Iodine is a brightly coloured solid with a nearly metallic sheen. This substance is relatively flammable, and when heated, it transforms into a violet-colored gas. Iodine has been used as a disinfectant in “tincture of iodine” for many years. Catalysts, medicines, and colours are all made from iodine compounds. Silver iodide (AgI) is used in the photography process as well as in cloud seeding attempts to generate rain. Iodide is frequently added to salt to prevent goitre, which is an iodine deficient illness characterised by thyroid gland swelling.
oxidising strength: F2 > Cl2 > Br2 > I2
The chemistry of the halogens follows patterns like:
- The chemistry of the halogens can be explained without the use of double or triple bonds.
- Fluorine’s chemistry is simplified by the fact that it is the most electronegative element in the periodic table and that it has no d orbitals in its valence shell, preventing it from expanding.
- Valence shell d orbitals exist in chlorine, bromine, and iodine, and they can expand their valence shells to house up to 14 valence electrons.

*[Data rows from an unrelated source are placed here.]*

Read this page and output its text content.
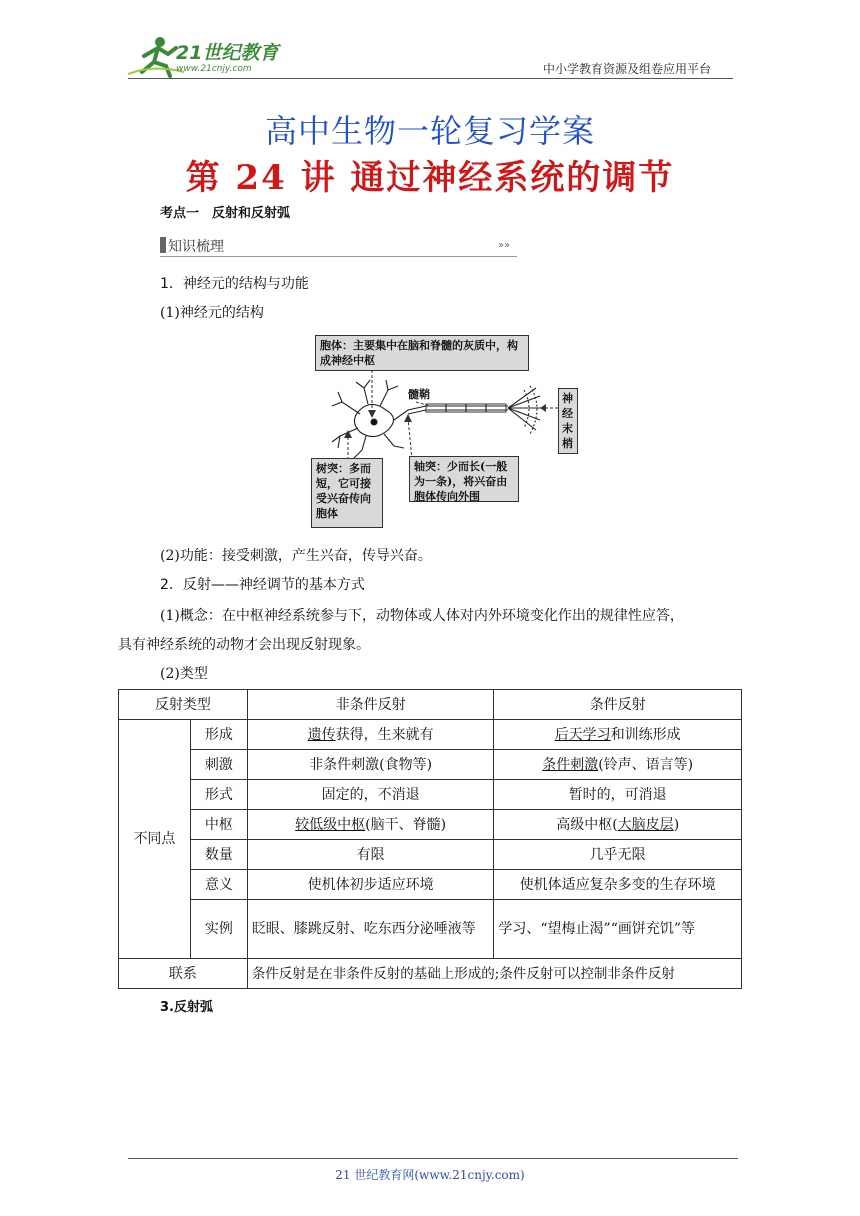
21世纪教育
www.21cnjy.com	中小学教育资源及组卷应用平台
高中生物一轮复习学案
第 24 讲 通过神经系统的调节
考点一　反射和反射弧
知识梳理	»»
1．神经元的结构与功能
(1)神经元的结构
胞体：主要集中在脑和脊髓的灰质中，构成神经中枢
髓鞘	神经末梢
树突：多而短，它可接受兴奋传向胞体
轴突：少而长(一般为一条)，将兴奋由胞体传向外围
(2)功能：接受刺激，产生兴奋，传导兴奋。
2．反射——神经调节的基本方式
(1)概念：在中枢神经系统参与下，动物体或人体对内外环境变化作出的规律性应答，
具有神经系统的动物才会出现反射现象。
(2)类型
反射类型		非条件反射	条件反射
不同点	形成	遗传获得，生来就有	后天学习和训练形成
	刺激	非条件刺激(食物等)	条件刺激(铃声、语言等)
	形式	固定的，不消退	暂时的，可消退
	中枢	较低级中枢(脑干、脊髓)	高级中枢(大脑皮层)
	数量	有限	几乎无限
	意义	使机体初步适应环境	使机体适应复杂多变的生存环境
	实例	眨眼、膝跳反射、吃东西分泌唾液等	学习、“望梅止渴”“画饼充饥”等
联系		条件反射是在非条件反射的基础上形成的;条件反射可以控制非条件反射	
3.反射弧
21 世纪教育网(www.21cnjy.com)
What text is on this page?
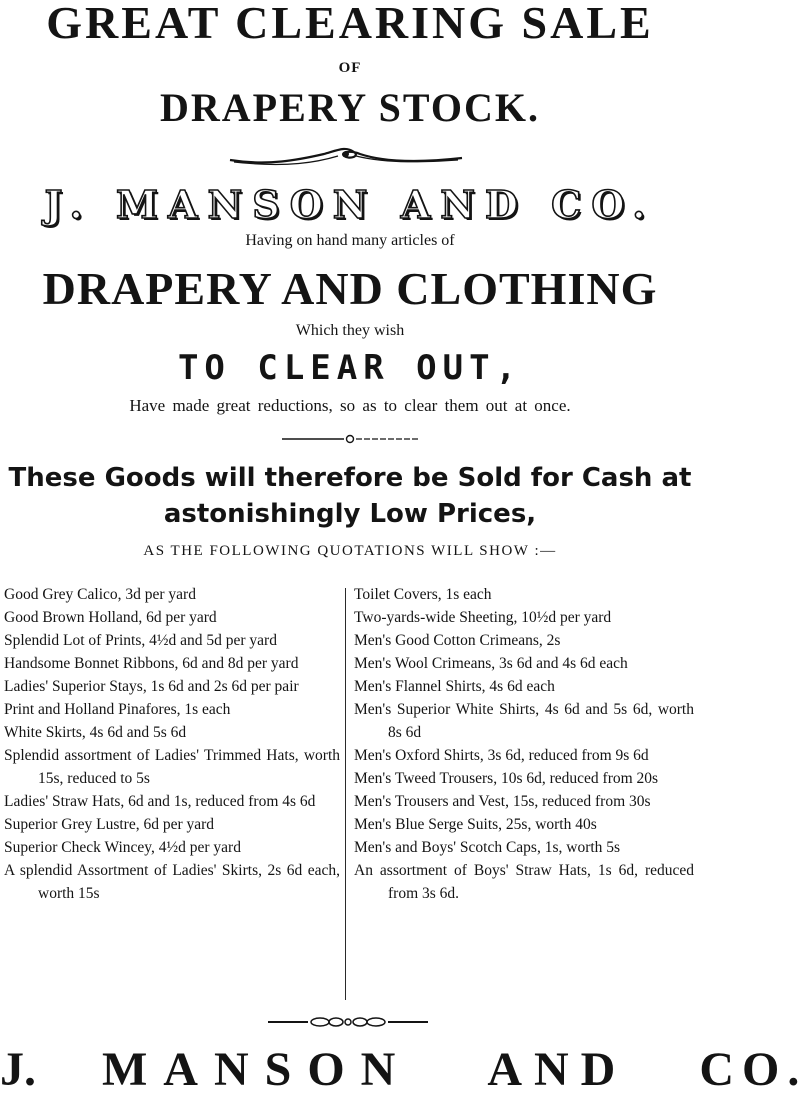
GREAT CLEARING SALE
OF
DRAPERY STOCK.
J. MANSON AND CO.
Having on hand many articles of
DRAPERY AND CLOTHING
Which they wish
TO CLEAR OUT,
Have made great reductions, so as to clear them out at once.
These Goods will therefore be Sold for Cash at
astonishingly Low Prices,
AS THE FOLLOWING QUOTATIONS WILL SHOW :—
Good Grey Calico, 3d per yard
Good Brown Holland, 6d per yard
Splendid Lot of Prints, 4½d and 5d per yard
Handsome Bonnet Ribbons, 6d and 8d per yard
Ladies' Superior Stays, 1s 6d and 2s 6d per pair
Print and Holland Pinafores, 1s each
White Skirts, 4s 6d and 5s 6d
Splendid assortment of Ladies' Trimmed Hats, worth 15s, reduced to 5s
Ladies' Straw Hats, 6d and 1s, reduced from 4s 6d
Superior Grey Lustre, 6d per yard
Superior Check Wincey, 4½d per yard
A splendid Assortment of Ladies' Skirts, 2s 6d each, worth 15s
Toilet Covers, 1s each
Two-yards-wide Sheeting, 10½d per yard
Men's Good Cotton Crimeans, 2s
Men's Wool Crimeans, 3s 6d and 4s 6d each
Men's Flannel Shirts, 4s 6d each
Men's Superior White Shirts, 4s 6d and 5s 6d, worth 8s 6d
Men's Oxford Shirts, 3s 6d, reduced from 9s 6d
Men's Tweed Trousers, 10s 6d, reduced from 20s
Men's Trousers and Vest, 15s, reduced from 30s
Men's Blue Serge Suits, 25s, worth 40s
Men's and Boys' Scotch Caps, 1s, worth 5s
An assortment of Boys' Straw Hats, 1s 6d, reduced from 3s 6d.
J. MANSON AND CO.
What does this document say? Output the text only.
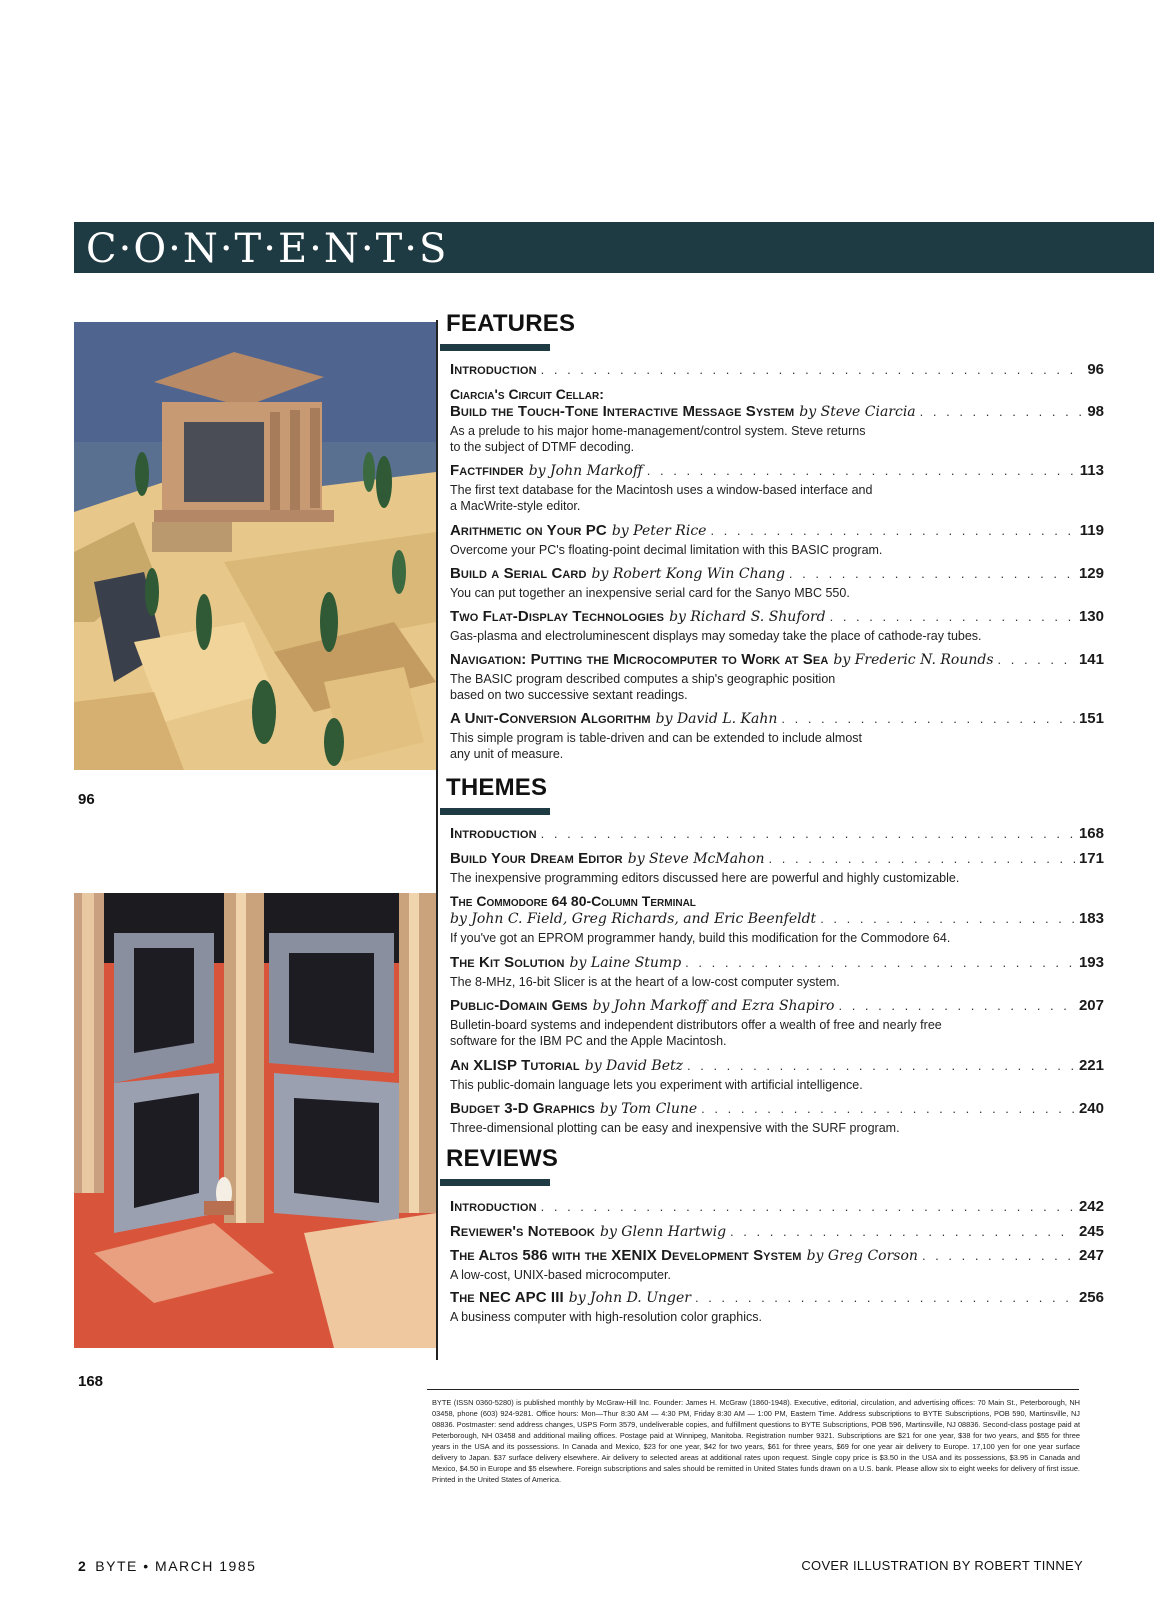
C·O·N·T·E·N·T·S
96
168
FEATURES
Introduction . . .	96
Ciarcia's Circuit Cellar:
Build the Touch-Tone Interactive Message System by Steve Ciarcia . . .	98
As a prelude to his major home-management/control system. Steve returns
to the subject of DTMF decoding.
Factfinder by John Markoff . . .	113
The first text database for the Macintosh uses a window-based interface and
a MacWrite-style editor.
Arithmetic on Your PC by Peter Rice . . .	119
Overcome your PC's floating-point decimal limitation with this BASIC program.
Build a Serial Card by Robert Kong Win Chang . . .	129
You can put together an inexpensive serial card for the Sanyo MBC 550.
Two Flat-Display Technologies by Richard S. Shuford . . .	130
Gas-plasma and electroluminescent displays may someday take the place of cathode-ray tubes.
Navigation: Putting the Microcomputer to Work at Sea by Frederic N. Rounds . . .	141
The BASIC program described computes a ship's geographic position
based on two successive sextant readings.
A Unit-Conversion Algorithm by David L. Kahn . . .	151
This simple program is table-driven and can be extended to include almost
any unit of measure.
THEMES
Introduction . . .	168
Build Your Dream Editor by Steve McMahon . . .	171
The inexpensive programming editors discussed here are powerful and highly customizable.
The Commodore 64 80-Column Terminal
by John C. Field, Greg Richards, and Eric Beenfeldt . . .	183
If you've got an EPROM programmer handy, build this modification for the Commodore 64.
The Kit Solution by Laine Stump . . .	193
The 8-MHz, 16-bit Slicer is at the heart of a low-cost computer system.
Public-Domain Gems by John Markoff and Ezra Shapiro . . .	207
Bulletin-board systems and independent distributors offer a wealth of free and nearly free
software for the IBM PC and the Apple Macintosh.
An XLISP Tutorial by David Betz . . .	221
This public-domain language lets you experiment with artificial intelligence.
Budget 3-D Graphics by Tom Clune . . .	240
Three-dimensional plotting can be easy and inexpensive with the SURF program.
REVIEWS
Introduction . . .	242
Reviewer's Notebook by Glenn Hartwig . . .	245
The Altos 586 with the XENIX Development System by Greg Corson . . .	247
A low-cost, UNIX-based microcomputer.
The NEC APC III by John D. Unger . . .	256
A business computer with high-resolution color graphics.
BYTE (ISSN 0360-5280) is published monthly by McGraw-Hill Inc. Founder: James H. McGraw (1860-1948). Executive, editorial, circulation, and advertising offices: 70 Main St., Peterborough, NH 03458, phone (603) 924-9281. Office hours: Mon—Thur 8:30 AM — 4:30 PM, Friday 8:30 AM — 1:00 PM, Eastern Time. Address subscriptions to BYTE Subscriptions, POB 590, Martinsville, NJ 08836. Postmaster: send address changes, USPS Form 3579, undeliverable copies, and fulfillment questions to BYTE Subscriptions, POB 596, Martinsville, NJ 08836. Second-class postage paid at Peterborough, NH 03458 and additional mailing offices. Postage paid at Winnipeg, Manitoba. Registration number 9321. Subscriptions are $21 for one year, $38 for two years, and $55 for three years in the USA and its possessions. In Canada and Mexico, $23 for one year, $42 for two years, $61 for three years, $69 for one year air delivery to Europe. 17,100 yen for one year surface delivery to Japan. $37 surface delivery elsewhere. Air delivery to selected areas at additional rates upon request. Single copy price is $3.50 in the USA and its possessions, $3.95 in Canada and Mexico, $4.50 in Europe and $5 elsewhere. Foreign subscriptions and sales should be remitted in United States funds drawn on a U.S. bank. Please allow six to eight weeks for delivery of first issue. Printed in the United States of America.
2 BYTE • MARCH 1985	COVER ILLUSTRATION BY ROBERT TINNEY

- Oxidation-reduction processes dominate the chemistry of the halogens.
Uses:
Chemical, water and sanitation, plastics, pharmaceutical, pulp and paper, textile, military, and oil industries all utilize halogens. Chemical intermediates, bleaching agents, and disinfectants include bromine, chlorine, fluorine, and iodine.
In the textile business, both bromine and chlorine are used to bleach and shrink-proof wool. Bromine is also employed in the extraction of gold and in the drilling of oil and gas wells. It’s used in the plastics sector as a fire retardant and as an intermediary in the production of hydraulic fluids, refrigerating and dehumidifying agents, and hair-waving preparations. Bromine can also be found in military gas and firefighting fluids.
Conclusion:
Halogens, such as chlorine or bromine, pose a health risk to the lungs and other organs in the environment and at work. Chlorine causes dyspnea, hypoxemia, airway blockage, pneumonitis, pulmonary edema, and acute respiratory distress syndrome when inhaled (ARDS). Inhalation of bromine causes bronchospasm, airway hyperresponsiveness, ARDS, and even mortality, despite the fact that it is less reactive and oxidative than chlorine. Both halogens have been demonstrated to wreak havoc on the circulatory system and cause heart damage. Because the processes are mostly understood, there is no specific antidote for these injuries.